Saul looks out the window. “What do you want to know?”
“Everything. Anything. How did you meet? What was she like?” I didn’t ask Saul these simple questions when we first met in January. I’m not sure if it was because there didn’t seem to be time, or if because, even now, the possible answers terrify me. The devil I know—the runaway mother I’ve had nightmares about meeting in strange, perilous circumstances—is still less frightening than the unknown truth. I don’t know how the truth will hurt me, but I’m pretty sure it will. I’ve been practicing for the pain as long as I can remember. Closing my eyes at night and imagining the worst and how it will feel when I encounter it. I felt a lot of fear lying in that little bed in Orlando: My heart raced as I discovered her happy, beautiful, raising a different, better daughter. It raced as I imagined her fat and unthinking in Brooklyn, surrounded by a dozen screaming children and a husband she hates. And it raced when she was a crack whore, or a surfer, or a nurse, or long dead and buried without a headstone. I wonder how many hours I lost letting my mind spiral into those stories, that dread? Here I am, I think. About to learn the truth.
“I knew her casually in the neighborhood,” says Saul. “Two of my younger sisters went to school with her and sometimes she would come to our apartment to play, or for Shabbos dinner. She was just a child then. Maybe eight years old when I was eighteen. I remember my mother complimenting her table manners. She used to ask my little sisters why they didn’t have table manners like Aviva Kagan.”
“Table manners?”
“It was very important to my mother that my sisters marry well.”
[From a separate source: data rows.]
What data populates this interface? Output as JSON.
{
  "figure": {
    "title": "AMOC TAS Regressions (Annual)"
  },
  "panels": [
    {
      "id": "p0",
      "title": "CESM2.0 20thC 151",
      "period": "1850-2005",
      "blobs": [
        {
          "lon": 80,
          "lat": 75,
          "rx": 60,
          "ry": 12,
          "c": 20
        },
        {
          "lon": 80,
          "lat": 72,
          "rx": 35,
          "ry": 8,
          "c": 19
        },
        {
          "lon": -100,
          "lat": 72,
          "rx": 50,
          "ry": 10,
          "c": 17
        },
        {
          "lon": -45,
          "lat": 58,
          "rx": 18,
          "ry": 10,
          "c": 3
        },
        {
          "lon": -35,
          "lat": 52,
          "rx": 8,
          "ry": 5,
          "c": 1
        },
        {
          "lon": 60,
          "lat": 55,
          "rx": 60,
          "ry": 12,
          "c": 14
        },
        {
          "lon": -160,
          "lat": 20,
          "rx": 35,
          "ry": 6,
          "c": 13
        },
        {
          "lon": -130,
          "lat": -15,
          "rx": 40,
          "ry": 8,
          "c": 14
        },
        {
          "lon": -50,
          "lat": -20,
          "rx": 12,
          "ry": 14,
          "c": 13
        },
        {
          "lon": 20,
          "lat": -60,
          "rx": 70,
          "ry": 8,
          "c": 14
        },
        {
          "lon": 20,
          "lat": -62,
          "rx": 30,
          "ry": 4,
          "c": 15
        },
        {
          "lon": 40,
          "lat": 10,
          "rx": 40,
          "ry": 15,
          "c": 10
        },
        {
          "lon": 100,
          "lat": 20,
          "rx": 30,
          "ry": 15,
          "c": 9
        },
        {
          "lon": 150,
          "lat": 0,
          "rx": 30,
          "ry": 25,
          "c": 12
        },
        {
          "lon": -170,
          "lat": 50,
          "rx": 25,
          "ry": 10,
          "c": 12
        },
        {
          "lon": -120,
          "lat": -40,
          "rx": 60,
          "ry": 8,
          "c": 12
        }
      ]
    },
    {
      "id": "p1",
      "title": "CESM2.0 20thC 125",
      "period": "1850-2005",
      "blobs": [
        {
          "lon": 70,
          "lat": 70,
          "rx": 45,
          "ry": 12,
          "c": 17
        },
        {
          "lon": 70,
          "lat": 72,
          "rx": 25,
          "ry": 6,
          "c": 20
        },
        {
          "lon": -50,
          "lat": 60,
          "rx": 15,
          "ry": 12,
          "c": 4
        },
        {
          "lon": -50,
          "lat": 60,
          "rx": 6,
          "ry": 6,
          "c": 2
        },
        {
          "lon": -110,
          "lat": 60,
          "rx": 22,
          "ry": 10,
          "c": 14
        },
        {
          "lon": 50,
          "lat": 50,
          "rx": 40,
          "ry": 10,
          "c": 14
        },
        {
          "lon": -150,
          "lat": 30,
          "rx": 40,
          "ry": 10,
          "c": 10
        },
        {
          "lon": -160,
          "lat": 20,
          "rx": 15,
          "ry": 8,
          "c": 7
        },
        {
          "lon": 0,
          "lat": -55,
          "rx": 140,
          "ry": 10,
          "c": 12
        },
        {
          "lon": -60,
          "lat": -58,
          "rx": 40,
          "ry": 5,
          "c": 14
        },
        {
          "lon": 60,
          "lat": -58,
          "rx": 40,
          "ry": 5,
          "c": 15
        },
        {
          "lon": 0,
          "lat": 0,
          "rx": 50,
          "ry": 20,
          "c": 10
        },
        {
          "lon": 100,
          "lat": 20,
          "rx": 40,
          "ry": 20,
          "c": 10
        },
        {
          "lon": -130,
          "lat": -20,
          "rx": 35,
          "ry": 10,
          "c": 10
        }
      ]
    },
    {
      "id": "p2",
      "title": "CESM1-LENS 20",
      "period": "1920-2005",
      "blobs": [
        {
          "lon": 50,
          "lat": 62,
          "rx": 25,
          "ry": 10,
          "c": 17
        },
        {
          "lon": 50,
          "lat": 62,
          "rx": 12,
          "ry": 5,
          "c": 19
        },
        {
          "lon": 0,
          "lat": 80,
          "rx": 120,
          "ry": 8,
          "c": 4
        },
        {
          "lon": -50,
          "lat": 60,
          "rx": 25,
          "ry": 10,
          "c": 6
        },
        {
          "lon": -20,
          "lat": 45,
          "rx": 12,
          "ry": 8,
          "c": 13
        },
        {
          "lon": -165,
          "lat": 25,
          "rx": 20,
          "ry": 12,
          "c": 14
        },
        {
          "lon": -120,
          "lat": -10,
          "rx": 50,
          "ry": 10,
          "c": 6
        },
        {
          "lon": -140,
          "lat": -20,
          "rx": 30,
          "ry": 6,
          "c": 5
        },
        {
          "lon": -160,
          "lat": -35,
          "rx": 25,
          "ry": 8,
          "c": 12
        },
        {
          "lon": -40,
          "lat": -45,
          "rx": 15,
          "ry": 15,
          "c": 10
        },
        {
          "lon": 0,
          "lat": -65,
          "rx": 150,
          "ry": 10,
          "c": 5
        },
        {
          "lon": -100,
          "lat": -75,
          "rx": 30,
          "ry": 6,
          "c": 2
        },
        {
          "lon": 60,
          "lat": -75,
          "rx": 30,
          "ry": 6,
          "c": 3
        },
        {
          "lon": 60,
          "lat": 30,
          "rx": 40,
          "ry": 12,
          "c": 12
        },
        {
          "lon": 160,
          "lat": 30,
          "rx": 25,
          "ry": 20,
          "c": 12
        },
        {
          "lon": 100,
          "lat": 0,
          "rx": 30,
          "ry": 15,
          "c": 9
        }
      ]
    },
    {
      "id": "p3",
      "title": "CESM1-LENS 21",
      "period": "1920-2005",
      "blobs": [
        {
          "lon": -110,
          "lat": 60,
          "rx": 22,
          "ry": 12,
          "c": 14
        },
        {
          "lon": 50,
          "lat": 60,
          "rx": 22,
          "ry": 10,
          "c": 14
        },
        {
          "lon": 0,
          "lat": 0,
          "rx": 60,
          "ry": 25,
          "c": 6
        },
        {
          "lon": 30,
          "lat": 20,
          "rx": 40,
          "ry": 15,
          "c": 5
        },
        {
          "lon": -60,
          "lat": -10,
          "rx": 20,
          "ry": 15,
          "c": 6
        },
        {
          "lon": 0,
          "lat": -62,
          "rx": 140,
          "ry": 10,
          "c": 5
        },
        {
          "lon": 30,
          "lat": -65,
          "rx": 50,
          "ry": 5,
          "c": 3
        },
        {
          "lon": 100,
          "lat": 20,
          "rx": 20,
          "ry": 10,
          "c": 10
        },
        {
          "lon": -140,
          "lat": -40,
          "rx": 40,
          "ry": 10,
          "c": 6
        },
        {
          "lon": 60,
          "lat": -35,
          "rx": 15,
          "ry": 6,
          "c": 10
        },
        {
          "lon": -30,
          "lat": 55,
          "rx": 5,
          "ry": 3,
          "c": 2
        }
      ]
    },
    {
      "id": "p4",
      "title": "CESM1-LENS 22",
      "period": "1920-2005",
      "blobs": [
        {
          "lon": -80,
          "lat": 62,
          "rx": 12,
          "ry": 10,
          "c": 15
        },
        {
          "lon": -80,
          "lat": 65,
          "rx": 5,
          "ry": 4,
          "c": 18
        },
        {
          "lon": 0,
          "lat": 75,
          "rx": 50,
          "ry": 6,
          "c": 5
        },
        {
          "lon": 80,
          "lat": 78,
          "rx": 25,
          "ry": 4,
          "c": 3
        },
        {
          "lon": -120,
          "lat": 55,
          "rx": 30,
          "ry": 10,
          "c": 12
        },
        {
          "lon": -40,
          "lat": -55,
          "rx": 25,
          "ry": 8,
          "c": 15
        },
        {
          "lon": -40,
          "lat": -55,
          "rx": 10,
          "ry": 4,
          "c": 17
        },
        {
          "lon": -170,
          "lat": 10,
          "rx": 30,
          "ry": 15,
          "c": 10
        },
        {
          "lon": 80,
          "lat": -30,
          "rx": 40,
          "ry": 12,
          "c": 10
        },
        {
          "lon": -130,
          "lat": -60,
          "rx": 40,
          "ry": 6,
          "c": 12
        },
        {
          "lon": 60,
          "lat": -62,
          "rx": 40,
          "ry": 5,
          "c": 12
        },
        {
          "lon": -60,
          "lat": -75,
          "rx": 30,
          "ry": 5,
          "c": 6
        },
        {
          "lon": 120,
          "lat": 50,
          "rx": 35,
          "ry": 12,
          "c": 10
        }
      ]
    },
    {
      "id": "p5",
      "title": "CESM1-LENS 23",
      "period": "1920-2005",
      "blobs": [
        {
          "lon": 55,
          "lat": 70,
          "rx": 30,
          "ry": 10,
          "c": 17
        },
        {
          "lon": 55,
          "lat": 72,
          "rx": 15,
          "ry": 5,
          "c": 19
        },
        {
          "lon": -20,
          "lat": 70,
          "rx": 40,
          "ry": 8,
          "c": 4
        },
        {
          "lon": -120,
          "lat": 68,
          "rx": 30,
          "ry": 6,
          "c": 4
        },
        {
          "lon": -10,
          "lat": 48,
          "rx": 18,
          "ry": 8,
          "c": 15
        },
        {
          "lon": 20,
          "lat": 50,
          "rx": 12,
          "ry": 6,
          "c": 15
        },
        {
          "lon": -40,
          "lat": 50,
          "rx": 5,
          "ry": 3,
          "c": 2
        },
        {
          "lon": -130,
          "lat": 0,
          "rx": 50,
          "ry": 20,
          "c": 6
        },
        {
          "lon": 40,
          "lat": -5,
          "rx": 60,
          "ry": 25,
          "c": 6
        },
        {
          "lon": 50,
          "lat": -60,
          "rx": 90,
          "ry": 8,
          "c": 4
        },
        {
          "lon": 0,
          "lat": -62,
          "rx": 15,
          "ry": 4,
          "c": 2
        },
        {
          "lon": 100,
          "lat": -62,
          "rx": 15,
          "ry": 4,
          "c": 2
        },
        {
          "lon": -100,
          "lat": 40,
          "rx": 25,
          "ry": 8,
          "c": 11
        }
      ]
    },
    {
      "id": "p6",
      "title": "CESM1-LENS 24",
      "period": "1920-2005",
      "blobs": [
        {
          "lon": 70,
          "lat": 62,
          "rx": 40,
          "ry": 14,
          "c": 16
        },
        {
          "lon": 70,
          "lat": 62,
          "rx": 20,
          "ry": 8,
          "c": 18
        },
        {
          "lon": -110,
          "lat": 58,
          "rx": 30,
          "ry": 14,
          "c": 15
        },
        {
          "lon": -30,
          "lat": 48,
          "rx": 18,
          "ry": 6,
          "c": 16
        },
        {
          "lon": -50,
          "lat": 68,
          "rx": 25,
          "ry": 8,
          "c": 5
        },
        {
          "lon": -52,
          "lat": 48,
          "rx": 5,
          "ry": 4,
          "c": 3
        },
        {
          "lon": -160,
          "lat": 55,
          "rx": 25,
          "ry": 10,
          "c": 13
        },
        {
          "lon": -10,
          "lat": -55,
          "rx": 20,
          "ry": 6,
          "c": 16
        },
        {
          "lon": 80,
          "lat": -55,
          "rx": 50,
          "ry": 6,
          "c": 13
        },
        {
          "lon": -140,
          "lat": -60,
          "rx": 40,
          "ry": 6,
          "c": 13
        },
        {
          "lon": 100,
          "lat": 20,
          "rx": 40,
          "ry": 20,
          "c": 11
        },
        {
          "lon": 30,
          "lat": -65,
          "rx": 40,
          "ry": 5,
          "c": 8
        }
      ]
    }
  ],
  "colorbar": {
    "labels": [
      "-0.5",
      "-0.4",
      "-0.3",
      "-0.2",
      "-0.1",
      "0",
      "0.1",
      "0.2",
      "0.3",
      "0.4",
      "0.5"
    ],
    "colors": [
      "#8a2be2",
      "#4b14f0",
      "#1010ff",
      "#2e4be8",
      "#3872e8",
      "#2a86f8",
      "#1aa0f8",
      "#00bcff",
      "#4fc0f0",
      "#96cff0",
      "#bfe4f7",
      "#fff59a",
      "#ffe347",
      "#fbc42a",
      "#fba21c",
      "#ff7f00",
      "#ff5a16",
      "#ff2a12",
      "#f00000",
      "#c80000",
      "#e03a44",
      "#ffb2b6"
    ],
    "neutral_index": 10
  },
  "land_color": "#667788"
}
“Make shidduch,” I say, parroting Dov.
“Yes.” Saul looks at me with a half smile. I think he might be as nervous as I am. “My mother felt that anything less than perfect manners might stand in their way. I don’t remember Aviva being especially polite or impolite—I wasn’t really paying attention. But my mother used to say her name to my sisters all the time. It struck me as strange because I always had the sense that she was a bit of a troublemaker. She behaved one way when adults were present and another way when she thought they weren’t. She talked about movies she said she’d seen, or books she said she’d read—none of which would have been allowed by the rebbe, or her parents, probably. And she told stories about people she said she knew, people she’d met in her father’s taxicabs.”